In today’s Gospel, our Lord raises from the dead the son of the widow of Naim.  And no doubt he has taken a similar role with Archbishop Vigano.  He has taken this Vatican 2 bishop by the hand and commanded him to arise.  And indeed Vigano rose up.  Like the son of the widow of Naim, “he that was dead sat up, and began to speak.” And I believe he speaks the truth. Let me quote to you from an article by Marc Thiessen in the Washington Post: “Viganò’s accusations are serious and credible. He has everything to lose by making them public. He cited specific letters and documents that he and others sent to Rome — which he said are readily available in the files of the Holy See and the Apostolic Nunciature in Washington. The Vatican must now release them.

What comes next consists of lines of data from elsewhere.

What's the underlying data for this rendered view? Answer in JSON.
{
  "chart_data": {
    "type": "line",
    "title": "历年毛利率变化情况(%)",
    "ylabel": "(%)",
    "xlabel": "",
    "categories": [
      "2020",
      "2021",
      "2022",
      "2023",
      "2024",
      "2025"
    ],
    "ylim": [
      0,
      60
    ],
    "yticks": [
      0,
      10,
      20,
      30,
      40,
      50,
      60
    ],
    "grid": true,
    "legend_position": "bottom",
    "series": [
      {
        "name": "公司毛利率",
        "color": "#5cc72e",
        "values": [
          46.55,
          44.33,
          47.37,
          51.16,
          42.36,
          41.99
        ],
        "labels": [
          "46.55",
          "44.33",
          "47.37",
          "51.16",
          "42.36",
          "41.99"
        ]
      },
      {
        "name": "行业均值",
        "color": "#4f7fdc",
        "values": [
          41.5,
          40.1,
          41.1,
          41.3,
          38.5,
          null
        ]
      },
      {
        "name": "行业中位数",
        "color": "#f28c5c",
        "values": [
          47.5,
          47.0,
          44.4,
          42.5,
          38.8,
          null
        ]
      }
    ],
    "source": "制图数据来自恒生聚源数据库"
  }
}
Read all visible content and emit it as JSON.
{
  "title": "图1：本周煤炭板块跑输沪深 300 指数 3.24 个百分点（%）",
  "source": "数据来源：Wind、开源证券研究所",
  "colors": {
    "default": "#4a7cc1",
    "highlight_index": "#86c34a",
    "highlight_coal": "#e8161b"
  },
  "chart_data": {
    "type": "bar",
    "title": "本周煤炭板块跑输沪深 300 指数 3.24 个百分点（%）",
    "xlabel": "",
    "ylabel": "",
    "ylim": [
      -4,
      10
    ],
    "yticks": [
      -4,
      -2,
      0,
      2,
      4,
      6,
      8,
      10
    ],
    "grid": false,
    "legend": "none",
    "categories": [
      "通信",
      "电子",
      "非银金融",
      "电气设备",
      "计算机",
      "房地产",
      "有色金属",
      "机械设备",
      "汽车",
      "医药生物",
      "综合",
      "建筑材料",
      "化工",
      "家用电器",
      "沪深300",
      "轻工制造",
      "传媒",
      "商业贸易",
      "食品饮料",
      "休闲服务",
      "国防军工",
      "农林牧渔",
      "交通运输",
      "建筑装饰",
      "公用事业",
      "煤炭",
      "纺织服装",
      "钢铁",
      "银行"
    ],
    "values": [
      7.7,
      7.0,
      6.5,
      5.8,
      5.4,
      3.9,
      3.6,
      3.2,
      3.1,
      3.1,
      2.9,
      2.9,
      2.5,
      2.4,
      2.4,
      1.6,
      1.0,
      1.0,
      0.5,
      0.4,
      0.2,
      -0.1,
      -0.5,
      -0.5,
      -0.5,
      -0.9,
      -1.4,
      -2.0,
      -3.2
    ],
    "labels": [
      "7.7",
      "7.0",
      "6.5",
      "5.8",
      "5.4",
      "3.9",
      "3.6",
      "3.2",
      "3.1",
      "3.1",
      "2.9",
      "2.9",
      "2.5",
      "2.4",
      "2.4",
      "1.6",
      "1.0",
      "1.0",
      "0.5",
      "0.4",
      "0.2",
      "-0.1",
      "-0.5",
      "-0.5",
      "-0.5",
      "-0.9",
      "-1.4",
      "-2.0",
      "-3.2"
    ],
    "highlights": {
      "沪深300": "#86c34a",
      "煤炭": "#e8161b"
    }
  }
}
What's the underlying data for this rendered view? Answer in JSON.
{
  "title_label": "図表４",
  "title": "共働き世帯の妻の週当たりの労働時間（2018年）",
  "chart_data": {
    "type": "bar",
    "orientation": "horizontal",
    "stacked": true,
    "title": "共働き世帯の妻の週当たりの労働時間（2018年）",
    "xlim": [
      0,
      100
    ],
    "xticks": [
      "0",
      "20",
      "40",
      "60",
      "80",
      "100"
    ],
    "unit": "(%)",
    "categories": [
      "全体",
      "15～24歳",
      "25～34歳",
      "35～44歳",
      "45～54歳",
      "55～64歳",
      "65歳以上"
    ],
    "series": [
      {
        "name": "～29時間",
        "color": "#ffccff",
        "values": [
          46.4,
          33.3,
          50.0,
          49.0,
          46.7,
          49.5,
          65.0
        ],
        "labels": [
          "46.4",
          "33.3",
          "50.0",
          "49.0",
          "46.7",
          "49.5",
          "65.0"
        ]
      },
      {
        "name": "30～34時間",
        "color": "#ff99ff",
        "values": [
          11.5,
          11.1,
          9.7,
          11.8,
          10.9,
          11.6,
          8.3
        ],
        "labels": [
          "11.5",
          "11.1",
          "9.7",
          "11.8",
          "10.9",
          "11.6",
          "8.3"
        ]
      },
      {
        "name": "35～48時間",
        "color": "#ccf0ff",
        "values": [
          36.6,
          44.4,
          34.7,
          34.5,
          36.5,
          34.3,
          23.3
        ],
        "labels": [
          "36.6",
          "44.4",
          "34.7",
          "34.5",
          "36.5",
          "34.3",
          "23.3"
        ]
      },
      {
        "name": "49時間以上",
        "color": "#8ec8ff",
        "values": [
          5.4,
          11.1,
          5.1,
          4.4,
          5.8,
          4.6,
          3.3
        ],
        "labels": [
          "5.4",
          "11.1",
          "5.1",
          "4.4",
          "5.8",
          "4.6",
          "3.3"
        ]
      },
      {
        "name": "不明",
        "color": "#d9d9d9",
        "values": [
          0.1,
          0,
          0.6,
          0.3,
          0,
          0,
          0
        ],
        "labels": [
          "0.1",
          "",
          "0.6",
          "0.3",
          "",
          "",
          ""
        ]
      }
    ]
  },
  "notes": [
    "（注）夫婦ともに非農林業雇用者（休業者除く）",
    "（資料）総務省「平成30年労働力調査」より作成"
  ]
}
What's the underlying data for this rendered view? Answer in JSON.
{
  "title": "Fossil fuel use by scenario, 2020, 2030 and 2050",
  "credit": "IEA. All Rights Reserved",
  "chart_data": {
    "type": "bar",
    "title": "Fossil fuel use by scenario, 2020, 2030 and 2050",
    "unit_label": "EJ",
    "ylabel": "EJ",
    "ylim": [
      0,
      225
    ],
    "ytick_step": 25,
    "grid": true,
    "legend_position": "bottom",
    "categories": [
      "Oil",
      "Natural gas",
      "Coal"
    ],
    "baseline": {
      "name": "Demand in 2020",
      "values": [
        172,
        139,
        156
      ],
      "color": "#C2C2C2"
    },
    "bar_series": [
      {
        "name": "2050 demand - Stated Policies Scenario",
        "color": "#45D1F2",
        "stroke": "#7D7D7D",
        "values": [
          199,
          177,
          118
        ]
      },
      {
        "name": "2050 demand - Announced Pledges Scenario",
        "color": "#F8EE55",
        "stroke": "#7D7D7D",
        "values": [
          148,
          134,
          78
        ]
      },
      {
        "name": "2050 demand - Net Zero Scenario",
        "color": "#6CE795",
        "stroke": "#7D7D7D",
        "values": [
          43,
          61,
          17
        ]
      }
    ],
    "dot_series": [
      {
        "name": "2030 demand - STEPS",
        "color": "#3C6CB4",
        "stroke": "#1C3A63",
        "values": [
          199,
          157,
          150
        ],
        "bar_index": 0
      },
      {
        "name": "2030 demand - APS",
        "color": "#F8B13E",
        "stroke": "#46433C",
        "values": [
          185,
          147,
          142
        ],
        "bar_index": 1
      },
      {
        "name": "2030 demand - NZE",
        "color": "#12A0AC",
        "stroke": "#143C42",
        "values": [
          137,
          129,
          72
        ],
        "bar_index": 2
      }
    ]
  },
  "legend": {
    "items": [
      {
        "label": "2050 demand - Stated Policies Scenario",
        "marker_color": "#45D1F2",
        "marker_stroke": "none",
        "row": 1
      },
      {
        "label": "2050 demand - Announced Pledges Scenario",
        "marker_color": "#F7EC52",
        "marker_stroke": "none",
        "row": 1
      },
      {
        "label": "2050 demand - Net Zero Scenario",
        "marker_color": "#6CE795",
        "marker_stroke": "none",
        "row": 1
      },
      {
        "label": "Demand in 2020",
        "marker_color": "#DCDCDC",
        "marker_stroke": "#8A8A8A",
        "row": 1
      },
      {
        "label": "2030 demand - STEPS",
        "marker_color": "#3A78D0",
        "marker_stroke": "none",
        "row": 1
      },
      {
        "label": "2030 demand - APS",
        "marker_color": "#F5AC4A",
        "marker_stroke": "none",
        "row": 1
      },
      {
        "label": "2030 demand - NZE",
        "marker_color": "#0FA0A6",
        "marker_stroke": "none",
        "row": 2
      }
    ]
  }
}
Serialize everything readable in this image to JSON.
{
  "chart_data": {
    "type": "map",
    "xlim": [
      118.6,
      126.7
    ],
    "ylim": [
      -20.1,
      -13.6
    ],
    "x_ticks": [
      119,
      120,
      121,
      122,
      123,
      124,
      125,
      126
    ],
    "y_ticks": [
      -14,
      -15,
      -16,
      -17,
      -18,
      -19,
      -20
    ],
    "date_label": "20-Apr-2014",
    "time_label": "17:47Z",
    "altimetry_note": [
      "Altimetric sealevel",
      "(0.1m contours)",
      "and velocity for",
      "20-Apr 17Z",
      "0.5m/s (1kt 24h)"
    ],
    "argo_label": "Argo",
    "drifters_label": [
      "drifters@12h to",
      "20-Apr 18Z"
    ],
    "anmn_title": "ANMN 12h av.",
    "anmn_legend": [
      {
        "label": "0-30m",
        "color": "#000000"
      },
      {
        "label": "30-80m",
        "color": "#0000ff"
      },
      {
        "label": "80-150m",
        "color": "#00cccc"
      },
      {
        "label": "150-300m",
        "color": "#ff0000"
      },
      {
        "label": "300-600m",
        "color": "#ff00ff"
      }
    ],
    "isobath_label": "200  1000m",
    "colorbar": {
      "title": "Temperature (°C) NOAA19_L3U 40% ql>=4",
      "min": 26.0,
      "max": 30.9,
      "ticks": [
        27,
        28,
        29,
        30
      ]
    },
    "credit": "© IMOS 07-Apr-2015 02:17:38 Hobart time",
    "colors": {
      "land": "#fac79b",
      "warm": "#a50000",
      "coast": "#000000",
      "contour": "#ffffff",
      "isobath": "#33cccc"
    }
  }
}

And his account was backed on Monday by Monsignor Jean-François Lantheaume, the former first counsellor at the Apostolic Nunciature in Washington, who said Viganò “tells the whole truth. I am a witness.” Most importantly, in his letter the archbishop declared that he is “ready to reaffirm them under oath by calling on God as my witness” — which means he is calling for his own eternal damnation if he is lying. Is Pope Francis willing to do the same?  Viganò is courageously sacrificing his own episcopal career to expose the truth. Now is the time for others with inside knowledge to step forward and do the same.”

And where does all this leave us?  With hope!  Let us be inspired by these revelations to renew and redouble our prayers for the eventual restoration of the Church.  In today’s bulletin you will find a copy of the Prayer of Restoration that members of our Guild of St. Peter ad Vincula are required to say daily. Please join us by adding this prayer to your daily devotions.  It’s a prayer that is of vital importance for us in the heart- and conscience-shaking position we are in today, abandoned by our Church and pastors.  In it, we pray that God will restore to us a pope filled with all the holy virtues, including Faith!  So many traditional Catholics have become complacent in their weekly attendance at their little chapels, and don’t even bother any more what’s happening in Rome.  But if we don’t pray for the restoration of the Church, who will?  If we believe that we are seeing the crucifixion of Christ’s Mystical Body today, then let us have hope that her resurrection will follow. I don’t know how that will happen, and neither do any of us, but that shouldn’t stop us from praying for it. This week, we’ve seen a flurry of dissent against the awful man who wears the white cassock.  We must play our part in this dissent, at least by praying very, very hard that it will bear fruit.  If we have been ignoring this most vital of prayers, then we have been as though dead. Now is the time to obey our Lord’s command to arise, and for the dead to sit up and speak.